|(File/Lenny Ignelzi/Associated Press)|
Brady leading chorus for deal
He joins Manning, Brees in pressuring owners
NEW YORK - Calling the players’ offer “fair for both sides,’’ star quarterbacks Tom Brady, Peyton Manning and Drew Brees - plaintiffs in an antitrust suit against the NFL - said yesterday “it is time’’ to wrap up negotiations on a deal to end the league’s lockout.
At the bargaining table, though, it wasn’t that easy.
On the day Brady, Manning and Brees spoke as a group publicly for the first time, players and owners spent nearly 11 hours meeting at a Manhattan law office.
About two hours after players’ association chief DeMaurice Smith left, NFL commissioner Roger Goodell walked out with Dallas Cowboys owner Jerry Jones and the league’s lead negotiator Jeff Pash at 10 p.m.
Other owners including Pittsburgh’s Art Rooney and Carolina’s Jerry Richardson departed around then, too. The Patriots’ Robert Kraft was also at the meeting.
Negotiations were scheduled to resume this morning. With each passing day, the need to strike a bargain and end the lockout becomes greater.
Deadlines are coming up next week to get training camps and the exhibition season started on time. Although it seems the sides have agreed on the basic elements of how to split more than $9 billion in annual revenues, among the key sticking points recently have been how to structure a new rookie salary system and what free agency will look like.
In a statement released via the NFL Players Association, Brady, Manning and Brees said: “We believe the overall proposal made by the players is fair for both sides and it is time to get this deal done.’’

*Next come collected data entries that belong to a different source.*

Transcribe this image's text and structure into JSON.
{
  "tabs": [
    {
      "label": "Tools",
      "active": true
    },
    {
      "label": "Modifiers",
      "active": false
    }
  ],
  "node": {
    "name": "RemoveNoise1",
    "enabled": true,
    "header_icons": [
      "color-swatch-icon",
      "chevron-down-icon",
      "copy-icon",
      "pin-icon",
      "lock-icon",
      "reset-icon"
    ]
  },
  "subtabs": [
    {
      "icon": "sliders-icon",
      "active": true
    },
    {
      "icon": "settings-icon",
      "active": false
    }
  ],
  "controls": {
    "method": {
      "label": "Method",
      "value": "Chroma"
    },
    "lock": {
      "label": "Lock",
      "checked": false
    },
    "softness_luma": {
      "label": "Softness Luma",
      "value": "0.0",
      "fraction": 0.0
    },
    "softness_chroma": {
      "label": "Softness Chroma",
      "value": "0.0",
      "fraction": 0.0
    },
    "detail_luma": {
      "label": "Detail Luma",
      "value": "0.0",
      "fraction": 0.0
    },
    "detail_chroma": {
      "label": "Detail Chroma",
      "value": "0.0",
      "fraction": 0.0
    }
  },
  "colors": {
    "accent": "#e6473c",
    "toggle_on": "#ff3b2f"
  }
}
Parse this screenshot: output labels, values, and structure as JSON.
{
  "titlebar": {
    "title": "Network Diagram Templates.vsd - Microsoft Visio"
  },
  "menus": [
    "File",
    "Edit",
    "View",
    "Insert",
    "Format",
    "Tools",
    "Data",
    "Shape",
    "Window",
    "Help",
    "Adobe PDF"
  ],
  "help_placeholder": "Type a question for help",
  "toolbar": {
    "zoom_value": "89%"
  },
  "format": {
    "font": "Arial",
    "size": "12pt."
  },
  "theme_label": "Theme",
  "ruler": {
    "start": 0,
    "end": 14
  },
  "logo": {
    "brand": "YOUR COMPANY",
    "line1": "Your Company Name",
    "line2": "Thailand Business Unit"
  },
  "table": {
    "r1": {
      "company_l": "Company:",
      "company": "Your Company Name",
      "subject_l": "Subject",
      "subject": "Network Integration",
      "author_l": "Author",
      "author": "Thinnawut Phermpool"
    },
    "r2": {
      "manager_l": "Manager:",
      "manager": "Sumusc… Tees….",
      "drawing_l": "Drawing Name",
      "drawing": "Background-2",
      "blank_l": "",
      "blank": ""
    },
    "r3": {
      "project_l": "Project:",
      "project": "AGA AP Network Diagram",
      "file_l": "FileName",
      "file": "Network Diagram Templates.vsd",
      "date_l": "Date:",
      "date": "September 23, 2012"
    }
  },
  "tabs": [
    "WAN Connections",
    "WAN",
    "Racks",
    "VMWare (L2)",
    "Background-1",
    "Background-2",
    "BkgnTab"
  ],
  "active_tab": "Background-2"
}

They continued: “This is the time of year we as players turn our attention to the game on the field. We hope the owners feel the same way.’’
In response, the NFL issued a statement saying: “We share the view that now is the time to reach an agreement so we can all get back to football and a full 2011 season. We are working hard with the players’ negotiating team every day to complete an agreement as soon as possible.’’

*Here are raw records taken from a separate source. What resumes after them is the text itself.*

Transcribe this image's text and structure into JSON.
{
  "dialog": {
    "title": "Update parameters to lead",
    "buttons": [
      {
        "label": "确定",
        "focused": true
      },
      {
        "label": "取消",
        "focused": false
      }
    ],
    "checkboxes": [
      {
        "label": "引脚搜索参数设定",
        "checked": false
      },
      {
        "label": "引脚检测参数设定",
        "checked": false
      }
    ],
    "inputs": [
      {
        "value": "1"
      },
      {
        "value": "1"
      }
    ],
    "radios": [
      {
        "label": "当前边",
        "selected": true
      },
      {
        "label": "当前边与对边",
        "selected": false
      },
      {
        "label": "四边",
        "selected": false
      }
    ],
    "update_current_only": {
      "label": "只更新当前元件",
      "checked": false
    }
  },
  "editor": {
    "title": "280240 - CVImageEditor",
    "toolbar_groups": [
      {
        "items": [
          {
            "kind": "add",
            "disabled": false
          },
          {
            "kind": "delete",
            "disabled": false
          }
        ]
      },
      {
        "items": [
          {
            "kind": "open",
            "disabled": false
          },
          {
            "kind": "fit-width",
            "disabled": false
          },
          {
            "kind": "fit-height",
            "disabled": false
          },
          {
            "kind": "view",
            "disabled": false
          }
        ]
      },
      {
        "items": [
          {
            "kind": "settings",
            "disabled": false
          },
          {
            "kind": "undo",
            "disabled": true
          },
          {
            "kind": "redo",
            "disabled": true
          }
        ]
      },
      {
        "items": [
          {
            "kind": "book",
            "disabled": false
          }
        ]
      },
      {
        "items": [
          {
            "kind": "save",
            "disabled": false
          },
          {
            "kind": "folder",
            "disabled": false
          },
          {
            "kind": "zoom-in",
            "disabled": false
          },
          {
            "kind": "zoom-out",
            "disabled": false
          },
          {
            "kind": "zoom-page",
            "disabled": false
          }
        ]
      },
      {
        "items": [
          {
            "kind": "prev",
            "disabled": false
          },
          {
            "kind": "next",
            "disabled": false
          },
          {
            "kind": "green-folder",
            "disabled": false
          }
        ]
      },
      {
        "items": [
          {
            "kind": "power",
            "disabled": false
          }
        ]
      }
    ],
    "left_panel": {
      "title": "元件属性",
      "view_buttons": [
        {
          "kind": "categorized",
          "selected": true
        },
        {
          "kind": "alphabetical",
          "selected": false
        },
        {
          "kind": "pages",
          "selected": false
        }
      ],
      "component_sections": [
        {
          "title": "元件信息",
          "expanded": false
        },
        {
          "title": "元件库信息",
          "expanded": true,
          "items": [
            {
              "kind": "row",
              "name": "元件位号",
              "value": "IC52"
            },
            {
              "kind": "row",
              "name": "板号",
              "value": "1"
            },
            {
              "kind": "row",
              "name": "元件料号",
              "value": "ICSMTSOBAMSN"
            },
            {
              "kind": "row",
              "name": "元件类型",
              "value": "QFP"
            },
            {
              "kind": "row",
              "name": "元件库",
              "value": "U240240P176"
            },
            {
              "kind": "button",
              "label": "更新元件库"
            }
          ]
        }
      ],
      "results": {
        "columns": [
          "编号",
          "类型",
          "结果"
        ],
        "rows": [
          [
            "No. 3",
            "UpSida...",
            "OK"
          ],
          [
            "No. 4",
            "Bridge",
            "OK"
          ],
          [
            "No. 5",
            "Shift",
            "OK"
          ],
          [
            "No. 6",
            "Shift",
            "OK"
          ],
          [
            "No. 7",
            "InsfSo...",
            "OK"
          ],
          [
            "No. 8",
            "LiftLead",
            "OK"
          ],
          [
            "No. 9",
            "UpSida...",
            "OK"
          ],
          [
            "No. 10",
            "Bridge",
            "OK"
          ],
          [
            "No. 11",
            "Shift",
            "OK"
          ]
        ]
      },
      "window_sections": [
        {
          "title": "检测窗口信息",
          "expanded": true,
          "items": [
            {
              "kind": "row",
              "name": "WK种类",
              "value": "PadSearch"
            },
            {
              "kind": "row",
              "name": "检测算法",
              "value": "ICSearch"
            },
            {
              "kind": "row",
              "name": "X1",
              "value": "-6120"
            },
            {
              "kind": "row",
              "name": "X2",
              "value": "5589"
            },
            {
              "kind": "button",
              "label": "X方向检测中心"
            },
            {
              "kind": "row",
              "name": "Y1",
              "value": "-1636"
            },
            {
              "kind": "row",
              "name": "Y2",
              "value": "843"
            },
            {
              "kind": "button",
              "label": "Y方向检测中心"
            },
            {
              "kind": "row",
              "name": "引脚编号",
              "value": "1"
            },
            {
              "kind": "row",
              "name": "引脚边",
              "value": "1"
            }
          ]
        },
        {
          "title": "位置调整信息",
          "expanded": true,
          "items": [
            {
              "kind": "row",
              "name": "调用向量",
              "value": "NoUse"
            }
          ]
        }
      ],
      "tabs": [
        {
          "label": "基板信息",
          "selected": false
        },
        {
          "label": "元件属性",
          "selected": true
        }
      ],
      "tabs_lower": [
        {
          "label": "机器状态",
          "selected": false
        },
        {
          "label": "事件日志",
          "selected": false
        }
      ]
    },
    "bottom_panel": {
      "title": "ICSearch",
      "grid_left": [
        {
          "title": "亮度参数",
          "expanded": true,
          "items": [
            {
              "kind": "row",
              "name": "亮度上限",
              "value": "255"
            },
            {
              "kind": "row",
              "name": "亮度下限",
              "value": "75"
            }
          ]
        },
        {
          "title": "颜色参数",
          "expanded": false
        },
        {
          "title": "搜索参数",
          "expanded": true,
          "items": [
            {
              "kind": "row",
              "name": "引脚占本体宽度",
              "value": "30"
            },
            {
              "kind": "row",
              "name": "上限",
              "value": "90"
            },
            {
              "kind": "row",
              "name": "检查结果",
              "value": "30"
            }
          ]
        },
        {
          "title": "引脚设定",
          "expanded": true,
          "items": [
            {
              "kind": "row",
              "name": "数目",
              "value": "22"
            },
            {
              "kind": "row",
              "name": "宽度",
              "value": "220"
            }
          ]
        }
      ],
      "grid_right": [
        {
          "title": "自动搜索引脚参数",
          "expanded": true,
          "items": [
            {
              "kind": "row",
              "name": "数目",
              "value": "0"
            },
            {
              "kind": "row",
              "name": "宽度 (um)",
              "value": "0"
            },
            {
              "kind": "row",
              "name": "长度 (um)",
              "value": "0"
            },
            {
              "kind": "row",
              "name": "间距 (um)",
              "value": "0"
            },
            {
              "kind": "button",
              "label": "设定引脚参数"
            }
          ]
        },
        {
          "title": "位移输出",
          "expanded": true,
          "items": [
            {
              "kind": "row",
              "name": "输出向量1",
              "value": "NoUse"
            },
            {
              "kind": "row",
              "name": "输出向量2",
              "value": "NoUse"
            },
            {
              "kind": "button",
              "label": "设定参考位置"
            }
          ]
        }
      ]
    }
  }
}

Brady, Manning and Brees are among 10 players named plaintiffs in an antitrust suit that is pending in federal court in Minnesota. That class-action lawsuit was filed March 11, hours after federally mediated negotiations to arrive at a new collective bargaining agreement broke down, and the old labor contract expired. The NFLPA immediately dissolved itself, meaning players no longer were protected under labor law but instead were allowed to take their chances under antitrust law.
On March 12, the owners imposed a lockout on the players. During the lockout, there can be no communication between the teams and current NFL players; no players - including those drafted in April - can be signed; teams won’t pay for players’ health insurance.
A series of court rulings followed, including one last week from an appeals court that said the lockout could continue.
Talks gained steam in May, overseen by a court-appointed mediator, US Magistrate Judge Arthur Boylan, who is on vacation this week. Boylan ordered both sides to speak with him in Minneapolis Tuesday, and the owners have a special meeting set for next Thursday in Atlanta, where they could vote to ratify a new deal if one is reached.
That means there’s intense pressure on Smith and Goodell to keep things moving in a positive direction.